A sure sign the economy is getting ready to tank: free money to "buy" a new car.
Make no mistake, 0% interest is "free money" too.
I paid half of that for my first home. My first new car was $4500.
The worst of the subprime loans were from companies that had close ties to the Democrat Party.
Read about Countrywide, Golden West and others.
Numerous Washington, DC politicians over recent years had received mortgage financing at noncompetitive rates at Countrywide Financial because the corporation placed the officeholders in a program called “FOA’s”—”Friends of Angelo”, Countrywide’s Chief Executive Angelo Mozilo. The politicians extended such favorable financing included the chairman of the Senate Banking Committee, Christopher Dodd (D-CT), and the chairman of the Senate Budget Committee, Kent Conrad (D-ND). The article also noted Countrywide’s political action committee had made large donations to Dodd’s campaign. The largest recipient of campaign contributions from Countrywide, though, was Rep. Ed Royce (R-CA), House Financial Services Committee), who has received $37,500 since 1989. Dodd has advocated that the federal government, through the Federal Housing Administration, insure up to $300 billion in refinanced mortgages for distressed homeowners.
On 18 June 2008, a Congressional ethics panel started examining allegations that Democratic Senators Christopher Dodd of Connecticut (the sponsor of a major $300 billion housing rescue bill) and Kent Conrad of North Dakota received preferential loans by troubled mortgage lender Countrywide Financial Co.
Angelo Mozilo, though engaged in fraud, was rescued by the corrupt Obama SEC and DOJ. They refused to pursue criminal charges against Mozilo.

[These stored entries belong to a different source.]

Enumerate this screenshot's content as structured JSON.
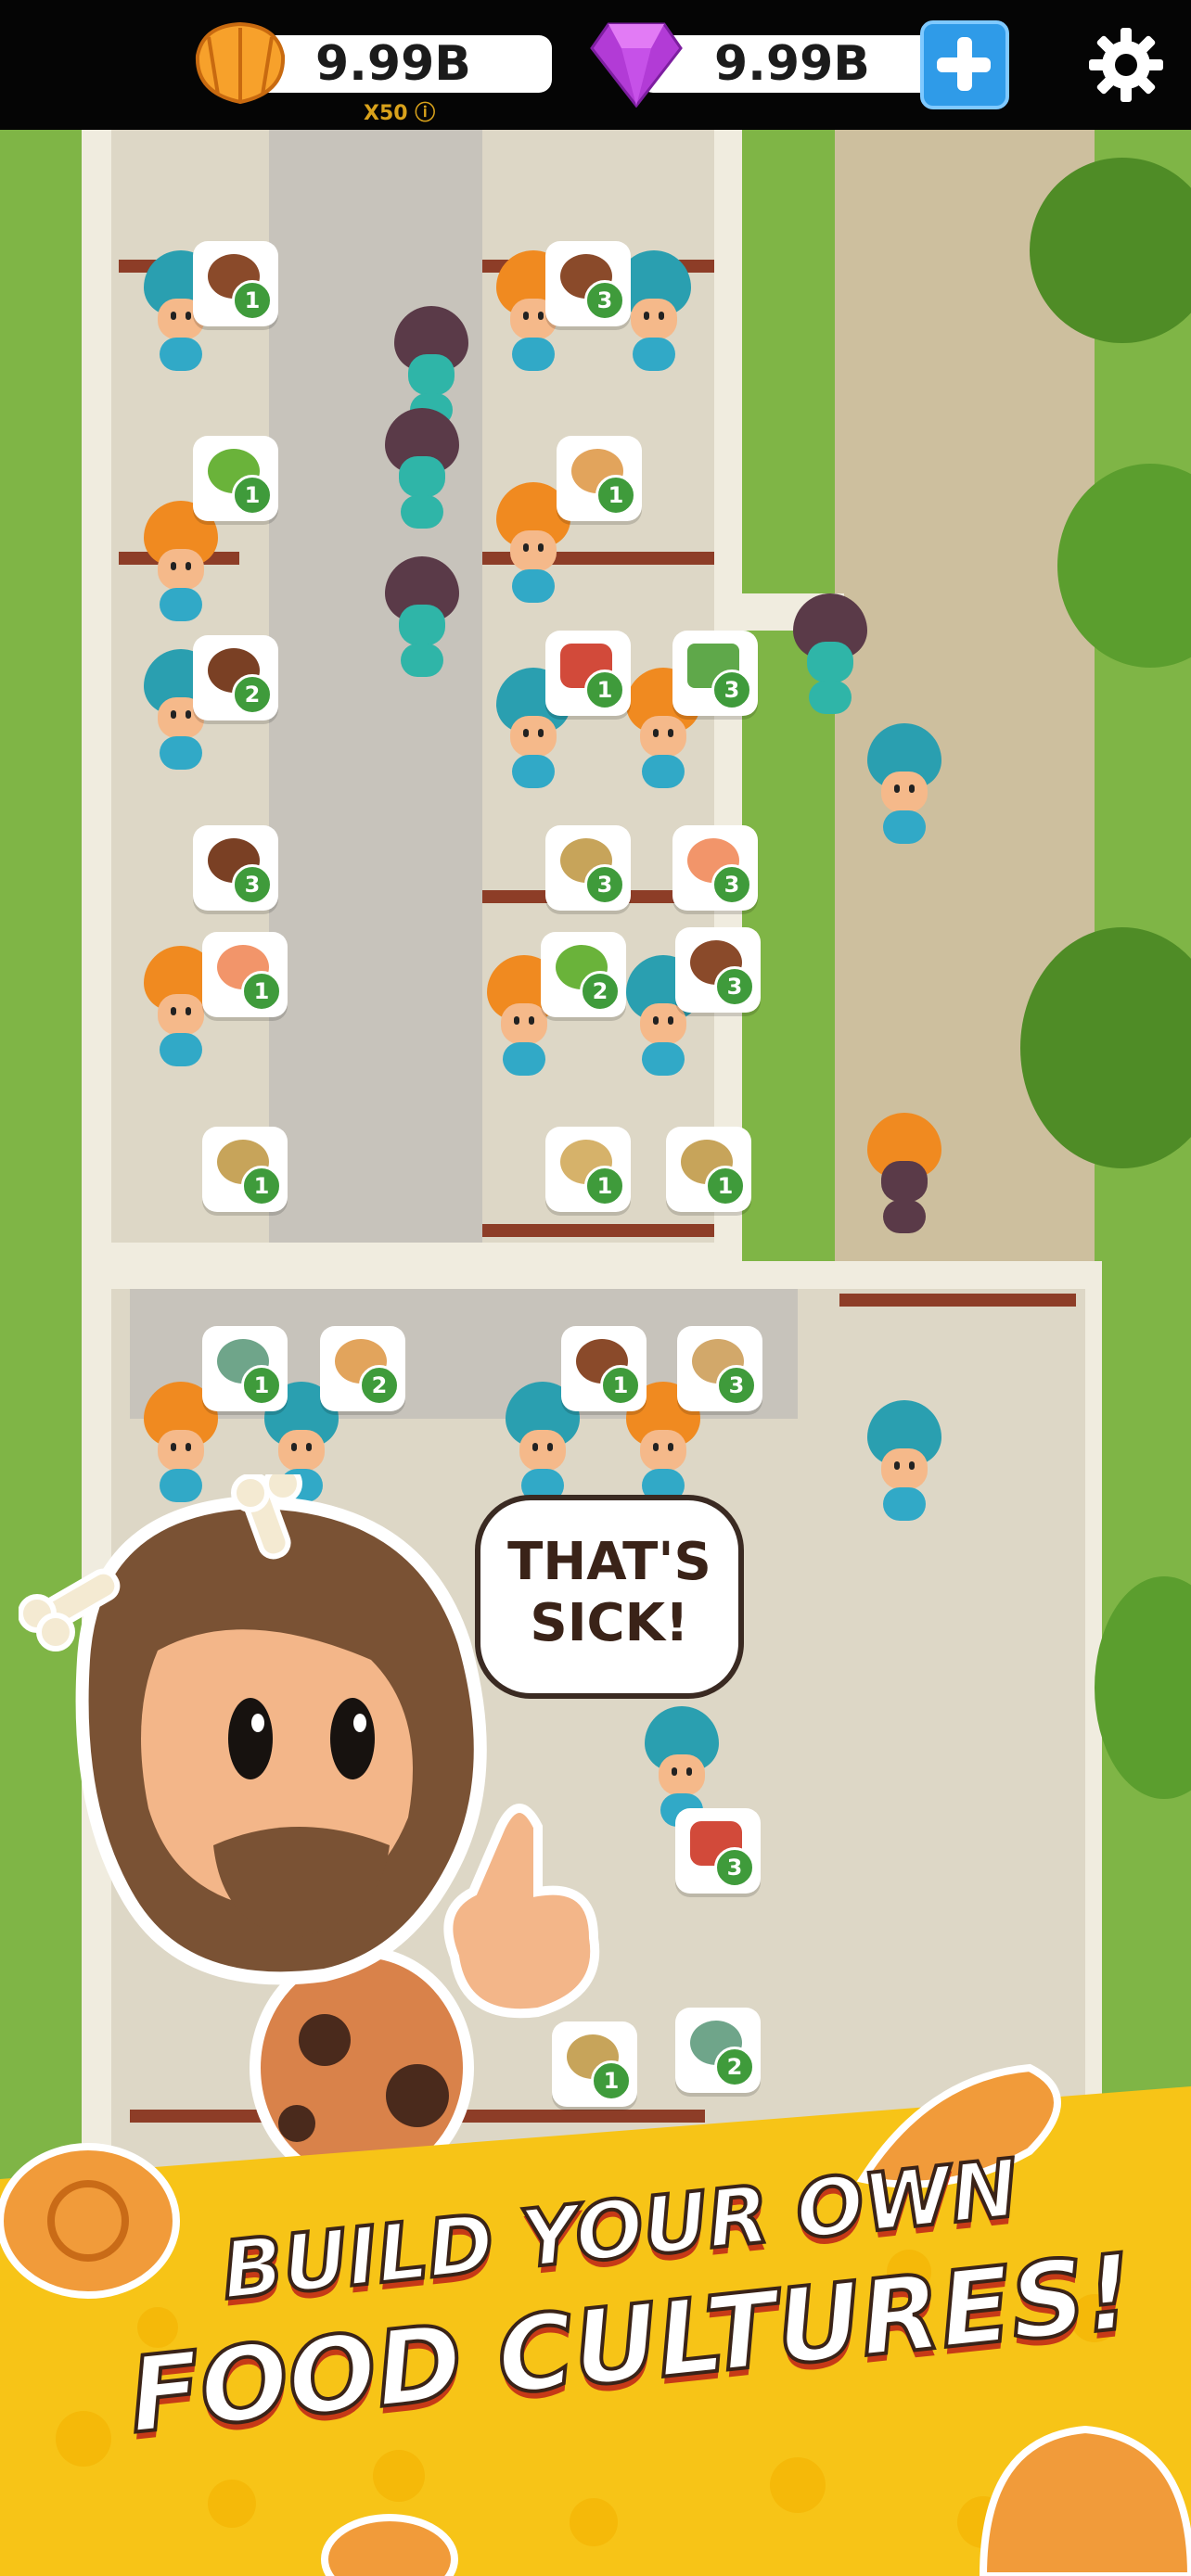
{
  "hud": {
    "shells_value": "9.99B",
    "shells_icon": "shell-currency-icon",
    "multiplier": "X50",
    "gems_value": "9.99B",
    "gems_icon": "purple-gem-icon",
    "add_icon": "plus-icon",
    "settings_icon": "gear-icon"
  },
  "speech_bubble": {
    "line1": "THAT'S",
    "line2": "SICK!"
  },
  "banner": {
    "line1": "BUILD YOUR OWN",
    "line2": "FOOD CULTURES!"
  },
  "food_orders": [
    {
      "food": "soup-bowl-icon",
      "count": "1"
    },
    {
      "food": "soup-bowl-icon",
      "count": "3"
    },
    {
      "food": "salad-icon",
      "count": "1"
    },
    {
      "food": "mixed-plate-icon",
      "count": "1"
    },
    {
      "food": "stew-bowl-icon",
      "count": "2"
    },
    {
      "food": "meat-skewer-icon",
      "count": "1"
    },
    {
      "food": "steak-platter-icon",
      "count": "3"
    },
    {
      "food": "stew-bowl-icon",
      "count": "3"
    },
    {
      "food": "coconut-icon",
      "count": "3"
    },
    {
      "food": "salmon-icon",
      "count": "3"
    },
    {
      "food": "salmon-icon",
      "count": "1"
    },
    {
      "food": "salad-icon",
      "count": "2"
    },
    {
      "food": "soup-bowl-icon",
      "count": "3"
    },
    {
      "food": "coconut-icon",
      "count": "1"
    },
    {
      "food": "coconut-icon",
      "count": "1"
    },
    {
      "food": "coconut-icon",
      "count": "1"
    },
    {
      "food": "noodle-bowl-icon",
      "count": "1"
    },
    {
      "food": "mixed-plate-icon",
      "count": "2"
    },
    {
      "food": "soup-bowl-icon",
      "count": "1"
    },
    {
      "food": "drumstick-icon",
      "count": "3"
    },
    {
      "food": "meat-skewer-icon",
      "count": "3"
    },
    {
      "food": "noodle-bowl-icon",
      "count": "2"
    },
    {
      "food": "coconut-icon",
      "count": "1"
    }
  ],
  "colors": {
    "hud_bg": "#050505",
    "grass": "#7fb546",
    "count_badge": "#3f9b3b",
    "plus_button": "#2f9be8",
    "banner_yellow": "#f7c417",
    "text_outline": "#3a2318"
  }
}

Fannie Mae was also corrupt.
It was reported by the Wall Street Journal on 6 June 6, 2008 that two former CEOs of Fannie Mae, Franklin Raines and James A. Johnson, who was also an adviser to then-Democratic presidential candidate Barack Obama, had received loans from Countrywide. On July 16, 2008, The Washington Post reported that Franklin Raines had “taken calls from Barack Obama’s presidential campaign seeking his advice on mortgage and housing policy matters.” However, Raines and the Obama campaign both allege that Raines has never advised Obama.
And don't forget Barney Frank who fought every attempt at regulatory oversight of the corrupt subprime mortgage schemes that almost brought down the entire economy.
“And don’t forget Barney Frank who fought every attempt at regulatory oversight of the corrupt subprime mortgage schemes that almost brought down the entire economy.”
You were doing good up to that point. Bush was as much in favor of subprimes as Barney- subprimes weren’t what either of them were concerned about, they both were promoting subprime lending and were doing absolutely nothing to curtail it.
The problem with Fannie was that it was undercapitalized. Too much debt to equity. That’s what Bush and McCain wanted addressed. Barney was siding with Fannie’s executives, who had been manipulating their earnings statements in order to boost their bonuses. People often assume that Bush was trying to reign in subprime lending and that his concern about Fannie involved that. Not so at all.